There is something else grapheme-related that I find very interesting about in this painting. I have personification synaesthesia, and one of the two letters of the alphabet in this painting is the one that is the most strongly personified in my mind; the letter “E”. It is also the most commonly used letter in the English language. I’m not sure if this is related. I do know that how commonly a letter of the alphabet is used is in the English language does influence another type of synaesthesia – grapheme -> colour synaesthesia. The most commonly used letters of the alphabet tend to be associated with the more basic and primary colours, while the less commonly used colours of the alphabet like “V” or “Z” tend to be linked to secondary and more complex colours like purple or gray. Anyhow, to me the letter “e” (upper and lower case), the most common letter of the alphabet looks like the happiest letter of the alphabet. In my mind it looks like a face with a big smile that is facing toward the right, somewhat like a smiling face in profile. Do synaesthesia researchers know that personified letters and numbers can have a physical orientation as well as having characteristics like gender, age and personality? If they don’t, they should.  In the painting Upward the capital letter “E” is one half of a platform that the face sits on top of, and the face and the “E” both have bits beside them that balance them out, with the face and the “E” facing in opposite directions, giving the picture a kind of balance. Looking at the way the elements in this painting are arranged, I find it very hard to believe that Kandinsky didn’t see a face in the letter “E” the way I do. Did Kandinsky have ordinal linguistic personification?

Another thing that is noticeable in this painting is the play with colours. There are colours varying in saturation and colours blended in graded adjacent segments and similar colours grouped together. Colour was clearly very important in Kandinsky’s work. When I was a child I was fascinated with colours, and I loved to make pictures with the large metal trays of watercolour paints that I was given.
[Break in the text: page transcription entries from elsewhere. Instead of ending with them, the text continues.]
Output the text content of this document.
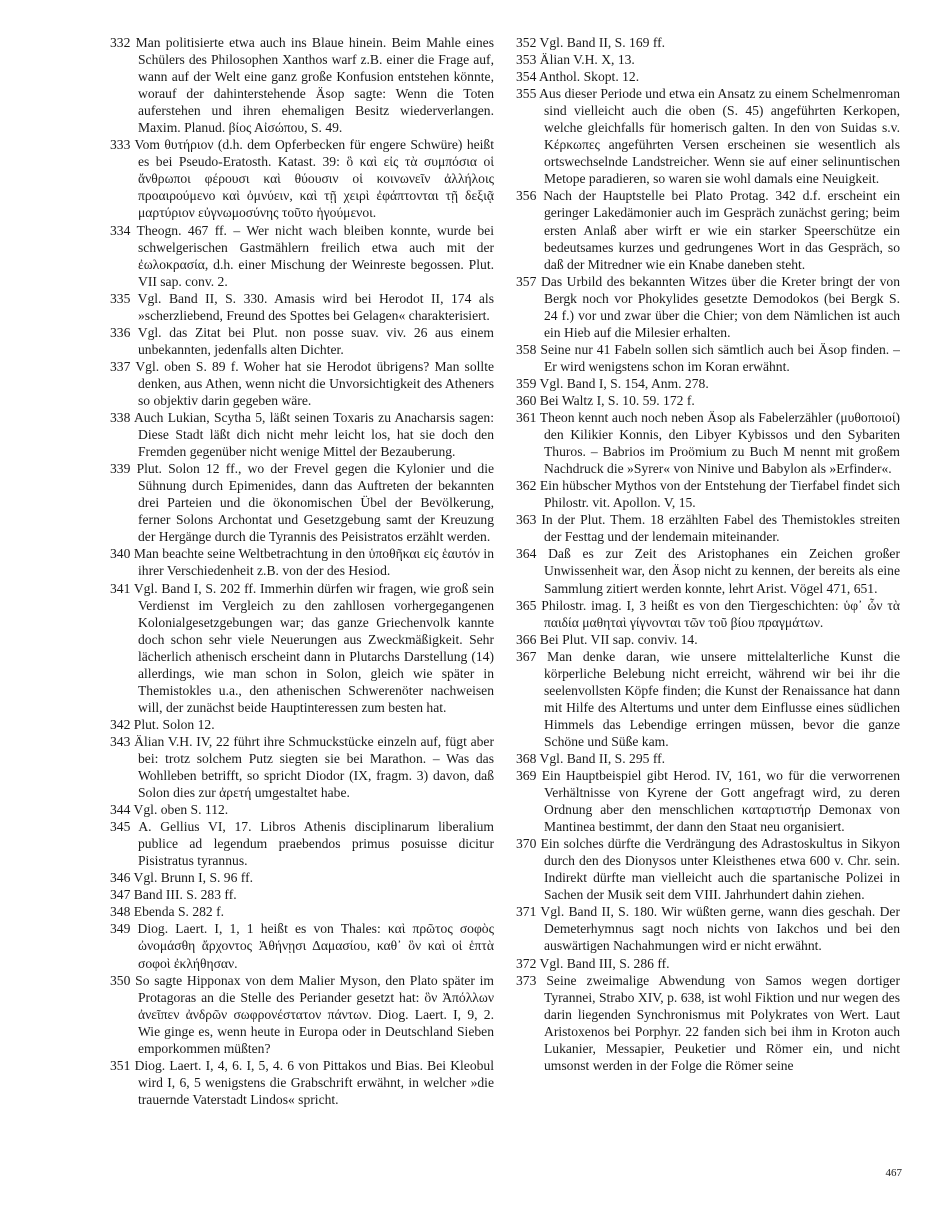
332 Man politisierte etwa auch ins Blaue hinein. Beim Mahle eines Schülers des Philosophen Xanthos warf z.B. einer die Frage auf, wann auf der Welt eine ganz große Konfusion entstehen könnte, worauf der dahinterstehende Äsop sagte: Wenn die Toten auferstehen und ihren ehemaligen Besitz wiederverlangen. Maxim. Planud. βίος Αἰσώπου, S. 49.

333 Vom θυτήριον (d.h. dem Opferbecken für engere Schwüre) heißt es bei Pseudo-Eratosth. Katast. 39: ὃ καὶ εἰς τὰ συμπόσια οἱ ἄνθρωποι φέρουσι καὶ θύουσιν οἱ κοινωνεῖν ἀλλήλοις προαιρούμενο καὶ ὀμνύειν, καὶ τῇ χειρὶ ἐφάπτονται τῇ δεξιᾷ μαρτύριον εὐγνωμοσύνης τοῦτο ἡγούμενοι.

334 Theogn. 467 ff. – Wer nicht wach bleiben konnte, wurde bei schwelgerischen Gastmählern freilich etwa auch mit der ἐωλοκρασία, d.h. einer Mischung der Weinreste begossen. Plut. VII sap. conv. 2.

335 Vgl. Band II, S. 330. Amasis wird bei Herodot II, 174 als »scherzliebend, Freund des Spottes bei Gelagen« charakterisiert.

336 Vgl. das Zitat bei Plut. non posse suav. viv. 26 aus einem unbekannten, jedenfalls alten Dichter.

337 Vgl. oben S. 89 f. Woher hat sie Herodot übrigens? Man sollte denken, aus Athen, wenn nicht die Unvorsichtigkeit des Atheners so objektiv darin gegeben wäre.

338 Auch Lukian, Scytha 5, läßt seinen Toxaris zu Anacharsis sagen: Diese Stadt läßt dich nicht mehr leicht los, hat sie doch den Fremden gegenüber nicht wenige Mittel der Bezauberung.

339 Plut. Solon 12 ff., wo der Frevel gegen die Kylonier und die Sühnung durch Epimenides, dann das Auftreten der bekannten drei Parteien und die ökonomischen Übel der Bevölkerung, ferner Solons Archontat und Gesetzgebung samt der Kreuzung der Hergänge durch die Tyrannis des Peisistratos erzählt werden.

340 Man beachte seine Weltbetrachtung in den ὑποθῆκαι εἰς ἑαυτόν in ihrer Verschiedenheit z.B. von der des Hesiod.

341 Vgl. Band I, S. 202 ff. Immerhin dürfen wir fragen, wie groß sein Verdienst im Vergleich zu den zahllosen vorhergegangenen Kolonialgesetzgebungen war; das ganze Griechenvolk kannte doch schon sehr viele Neuerungen aus Zweckmäßigkeit. Sehr lächerlich athenisch erscheint dann in Plutarchs Darstellung (14) allerdings, wie man schon in Solon, gleich wie später in Themistokles u.a., den athenischen Schwerenöter nachweisen will, der zunächst beide Hauptinteressen zum besten hat.

342 Plut. Solon 12.

343 Älian V.H. IV, 22 führt ihre Schmuckstücke einzeln auf, fügt aber bei: trotz solchem Putz siegten sie bei Marathon. – Was das Wohlleben betrifft, so spricht Diodor (IX, fragm. 3) davon, daß Solon dies zur ἀρετή umgestaltet habe.

344 Vgl. oben S. 112.

345 A. Gellius VI, 17. Libros Athenis disciplinarum liberalium publice ad legendum praebendos primus posuisse dicitur Pisistratus tyrannus.

346 Vgl. Brunn I, S. 96 ff.

347 Band III. S. 283 ff.

348 Ebenda S. 282 f.

349 Diog. Laert. I, 1, 1 heißt es von Thales: καὶ πρῶτος σοφὸς ὠνομάσθη ἄρχοντος Ἀθήνῃσι Δαμασίου, καθ᾽ ὃν καὶ οἱ ἑπτὰ σοφοὶ ἐκλήθησαν.

350 So sagte Hipponax von dem Malier Myson, den Plato später im Protagoras an die Stelle des Periander gesetzt hat: ὃν Ἀπόλλων ἀνεῖπεν ἀνδρῶν σωφρονέστατον πάντων. Diog. Laert. I, 9, 2. Wie ginge es, wenn heute in Europa oder in Deutschland Sieben emporkommen müßten?

351 Diog. Laert. I, 4, 6. I, 5, 4. 6 von Pittakos und Bias. Bei Kleobul wird I, 6, 5 wenigstens die Grabschrift erwähnt, in welcher »die trauernde Vaterstadt Lindos« spricht.

352 Vgl. Band II, S. 169 ff.

353 Älian V.H. X, 13.

354 Anthol. Skopt. 12.

355 Aus dieser Periode und etwa ein Ansatz zu einem Schelmenroman sind vielleicht auch die oben (S. 45) angeführten Kerkopen, welche gleichfalls für homerisch galten. In den von Suidas s.v. Κέρκωπες angeführten Versen erscheinen sie wesentlich als ortswechselnde Landstreicher. Wenn sie auf einer selinuntischen Metope paradieren, so waren sie wohl damals eine Neuigkeit.

356 Nach der Hauptstelle bei Plato Protag. 342 d.f. erscheint ein geringer Lakedämonier auch im Gespräch zunächst gering; beim ersten Anlaß aber wirft er wie ein starker Speerschütze ein bedeutsames kurzes und gedrungenes Wort in das Gespräch, so daß der Mitredner wie ein Knabe daneben steht.

357 Das Urbild des bekannten Witzes über die Kreter bringt der von Bergk noch vor Phokylides gesetzte Demodokos (bei Bergk S. 24 f.) vor und zwar über die Chier; von dem Nämlichen ist auch ein Hieb auf die Milesier erhalten.

358 Seine nur 41 Fabeln sollen sich sämtlich auch bei Äsop finden. – Er wird wenigstens schon im Koran erwähnt.

359 Vgl. Band I, S. 154, Anm. 278.

360 Bei Waltz I, S. 10. 59. 172 f.

361 Theon kennt auch noch neben Äsop als Fabelerzähler (μυθοποιοί) den Kilikier Konnis, den Libyer Kybissos und den Sybariten Thuros. – Babrios im Proömium zu Buch M nennt mit großem Nachdruck die »Syrer« von Ninive und Babylon als »Erfinder«.

362 Ein hübscher Mythos von der Entstehung der Tierfabel findet sich Philostr. vit. Apollon. V, 15.

363 In der Plut. Them. 18 erzählten Fabel des Themistokles streiten der Festtag und der lendemain miteinander.

364 Daß es zur Zeit des Aristophanes ein Zeichen großer Unwissenheit war, den Äsop nicht zu kennen, der bereits als eine Sammlung zitiert werden konnte, lehrt Arist. Vögel 471, 651.

365 Philostr. imag. I, 3 heißt es von den Tiergeschichten: ὑφ᾽ ὧν τὰ παιδία μαθηταὶ γίγνονται τῶν τοῦ βίου πραγμάτων.

366 Bei Plut. VII sap. conviv. 14.

367 Man denke daran, wie unsere mittelalterliche Kunst die körperliche Belebung nicht erreicht, während wir bei ihr die seelenvollsten Köpfe finden; die Kunst der Renaissance hat dann mit Hilfe des Altertums und unter dem Einflusse eines südlichen Himmels das Lebendige erringen müssen, bevor die ganze Schöne und Süße kam.

368 Vgl. Band II, S. 295 ff.

369 Ein Hauptbeispiel gibt Herod. IV, 161, wo für die verworrenen Verhältnisse von Kyrene der Gott angefragt wird, zu deren Ordnung aber den menschlichen καταρτιστήρ Demonax von Mantinea bestimmt, der dann den Staat neu organisiert.

370 Ein solches dürfte die Verdrängung des Adrastoskultus in Sikyon durch den des Dionysos unter Kleisthenes etwa 600 v. Chr. sein. Indirekt dürfte man vielleicht auch die spartanische Polizei in Sachen der Musik seit dem VIII. Jahrhundert dahin ziehen.

371 Vgl. Band II, S. 180. Wir wüßten gerne, wann dies geschah. Der Demeterhymnus sagt noch nichts von Iakchos und bei den auswärtigen Nachahmungen wird er nicht erwähnt.

372 Vgl. Band III, S. 286 ff.

373 Seine zweimalige Abwendung von Samos wegen dortiger Tyrannei, Strabo XIV, p. 638, ist wohl Fiktion und nur wegen des darin liegenden Synchronismus mit Polykrates von Wert. Laut Aristoxenos bei Porphyr. 22 fanden sich bei ihm in Kroton auch Lukanier, Messapier, Peuketier und Römer ein, und nicht umsonst werden in der Folge die Römer seine

467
I believe a study has found that synaesthetes have an unusual ability to discriminate colours.

I can see a face, a facial expression, some graphemes and a focus on colours in this painting. Is it just a coincidence that faces, graphemes and colour are things that are processed in one part of the brain, the fusiform gyrus? Was there something unusual about Kandinsky’s fusiform gyrus? We already know that he experienced colour-related synaesthesia, so we know something was “up” with Wassily’s brain. Was Kandinsky more creative because of his synaesthesia? A lot of people believe the two traits are connected. Did Wassily Kandinsky have a mind that was unusually focused on, or perceptive of, or mixed up about colours, faces, visual motion and letters (graphemes)? I’m just not motivated enough to wade through his voluminous writings about art theory to find out. I only know that Kandinsky never tired of writing about his synaesthesia and other esoteric matters. I think we would have had a lot in common.